Calcium Light Night is a piece of music by American composer Charles Ives. It is one of his Cartoons or Take-Offs and is scored for piccolo, clarinet, cornet, trombone, bass drum, and two pianos (four players). (Ives suggested in a memo in the manuscript that this instrumentation can be expanded by using extra instruments.) In 1912 or 1913, Ives grouped Calcium Light Night with five other pieces to make Set No. 1 for chamber ensemble. The piece pictures an event that occurs on the campus of Yale University that is well-described by W. E. Decrow in his book, Yale and the "City of Elms".

"Delta Kappa Epsilon, ... like its rival, Psi Upsilon, chooses about forty members from each junior class and gives out its elections in precisely the way stated in the article describing Psi Upsilon hall ..." "Psi Upsilon at Yale is a junior society, and about forty members of every junior class are elected to membership in the organization. Meetings are held on the Tuesday evenings in term time, and the elections are given out two or three weeks before Commencement. On that occasion the members form in line two deep, and, preceded by a calcium light borne on a wooden frame by four members of the society, march around to and visit various rooms, in each of which a certain number of men pledged to join the society are awaiting their coming. The procession files through the room, each member shaking hands with each candidate, and receiving, on marching out again, two or three fine cigars, presented by the newly elected members.
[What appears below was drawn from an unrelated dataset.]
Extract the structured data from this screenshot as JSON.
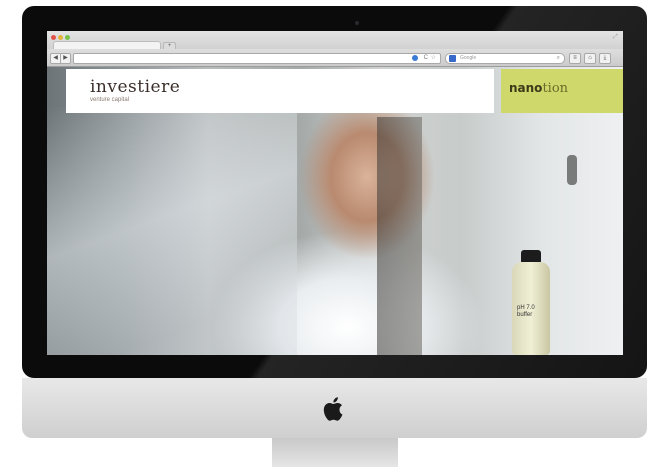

The other junior society, Delta Kappa Epsilon, is always out on the same mission, under precisely similar circumstances. Accident or design, or both, always cause the two processions to pass each other several times during the evening, and each, singing its own society song, attempts to the best of its ability to drown the voices of the other. It is always done with the utmost good nature, and both sides enjoy it heartily, as do the numerous spectators ..."
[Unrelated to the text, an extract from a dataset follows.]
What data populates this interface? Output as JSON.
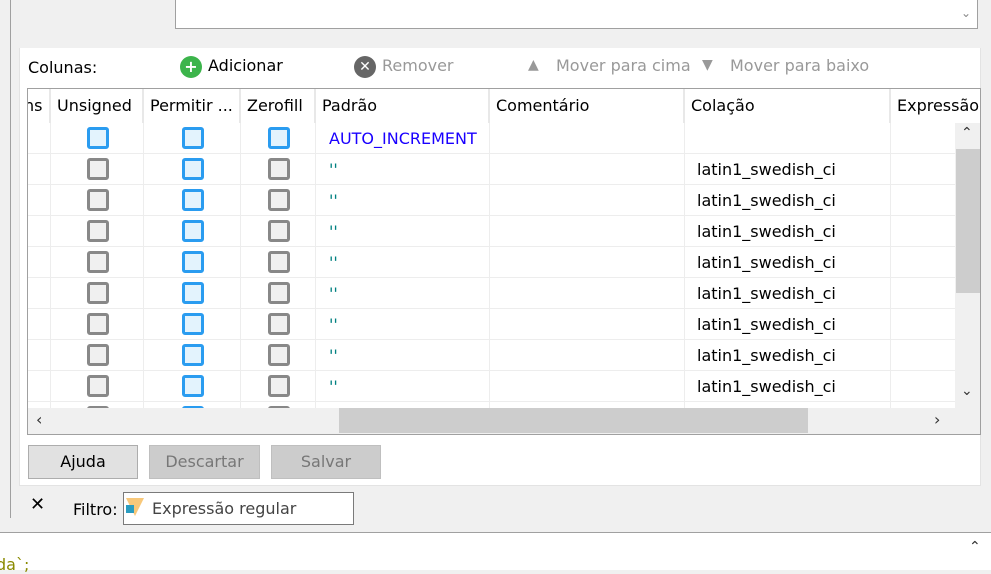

The main themes of the piece are the society tunes "And again we sing thy praises, Psi U., Psi U.!" and "A band of brothers in D.K.E., we march along tonight." The tunes begin quietly and slowly and build to a raucous climax as the two groups of students cross each other's paths, and then retreat back to the way they began in a sort of leap-frog retrogression.

The Danish danseur and choreographer Peter Martins used this score to mark his choreographic debut with the New York City Ballet. It first premiered in Seattle, Washington in 1977 as part of a concert touring engagement organized by Martins while he was still a Principal Dancer with the New York City Ballet. The work had its New York City Ballet premiere on January 19, 1978, at the New York State Theater. NYCB principals Heather Watts and Daniel Duell were the first to dance it.